A new study out this month assessed whether a WASH intervention, with or without a concurrent nutritional intervention, reduced caregiver-reported antibiotic use among children under 5 across two rural settings in Bangladesh and Kenya. Previous work in these study populations demonstrated that children receiving the WASH and nutrition interventions in Bangladesh had a lower prevalence of reported diarrhoea and respiratory infections than controls, while children receiving the nutrition intervention had improved linear growth in both Bangladesh and Kenya. Chronic undernutrition, or poor linear growth, has been linked to reduced immune system capacity and increased susceptibility to future infections. The authors hypothesized that these reductions in poor health outcomes may result in a reduced antibiotic use among the intervention participants.

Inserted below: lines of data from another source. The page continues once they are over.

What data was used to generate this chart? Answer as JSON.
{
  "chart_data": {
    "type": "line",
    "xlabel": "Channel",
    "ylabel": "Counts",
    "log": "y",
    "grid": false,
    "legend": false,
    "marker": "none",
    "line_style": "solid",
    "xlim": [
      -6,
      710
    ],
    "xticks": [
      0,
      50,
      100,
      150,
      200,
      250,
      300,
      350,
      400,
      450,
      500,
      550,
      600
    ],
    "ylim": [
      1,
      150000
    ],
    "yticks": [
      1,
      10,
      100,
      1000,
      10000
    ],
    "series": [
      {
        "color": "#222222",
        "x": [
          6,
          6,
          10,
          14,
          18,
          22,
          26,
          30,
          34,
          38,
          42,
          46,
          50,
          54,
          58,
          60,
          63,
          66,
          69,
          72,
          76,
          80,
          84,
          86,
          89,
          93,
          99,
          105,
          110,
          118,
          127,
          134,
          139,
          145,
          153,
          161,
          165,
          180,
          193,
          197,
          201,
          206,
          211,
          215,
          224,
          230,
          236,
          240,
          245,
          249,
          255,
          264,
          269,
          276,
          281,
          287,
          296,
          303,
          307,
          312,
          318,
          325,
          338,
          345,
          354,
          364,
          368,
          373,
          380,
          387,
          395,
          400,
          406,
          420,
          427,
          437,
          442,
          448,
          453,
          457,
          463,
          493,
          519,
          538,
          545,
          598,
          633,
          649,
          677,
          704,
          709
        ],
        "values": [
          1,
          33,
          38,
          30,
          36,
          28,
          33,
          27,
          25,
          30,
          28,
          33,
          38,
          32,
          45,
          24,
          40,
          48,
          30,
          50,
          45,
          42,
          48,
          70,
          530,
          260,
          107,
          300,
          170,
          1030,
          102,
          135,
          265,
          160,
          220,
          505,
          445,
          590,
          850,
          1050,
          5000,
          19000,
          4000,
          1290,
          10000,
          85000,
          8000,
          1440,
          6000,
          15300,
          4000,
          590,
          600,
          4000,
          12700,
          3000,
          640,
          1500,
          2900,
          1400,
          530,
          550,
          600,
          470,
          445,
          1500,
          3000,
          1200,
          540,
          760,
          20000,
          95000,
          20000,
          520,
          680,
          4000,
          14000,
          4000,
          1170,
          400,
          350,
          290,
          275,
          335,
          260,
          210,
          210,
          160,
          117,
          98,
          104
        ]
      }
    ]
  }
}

Antibiotic use was common in the study settings with over half of all caregivers in both sites reporting antibiotic use in the previous three months. In Bangladesh, the interventions resulted in a 10-14% reduction in the reported use of antibiotics at least once in the 90-days prior to data collection, as well as a 26-35% reduction in reports of multiple instances of antibiotic use over the same period. This corresponded to a reduction of 0.17 – 0.21 episodes and one fewer days of antibiotic use over a three-month period. There was no effect of any intervention (WASH, nutrition, or WASH and nutrition combined) on reported antibiotic use in Kenya. A related mediation analysis assessed the mechanisms or pathways through which the interventions may affect antibiotic use, and found that the observed reductions in Bangladesh were at least partially mediated by a decrease in reported diarrhoea, acute respiratory infections, and enteric virus carriage among intervention children. These studies provide evidence of the important role of WASH (and nutrition) in tacking AMR through reductions in infectious disease and subsequent antibiotic use.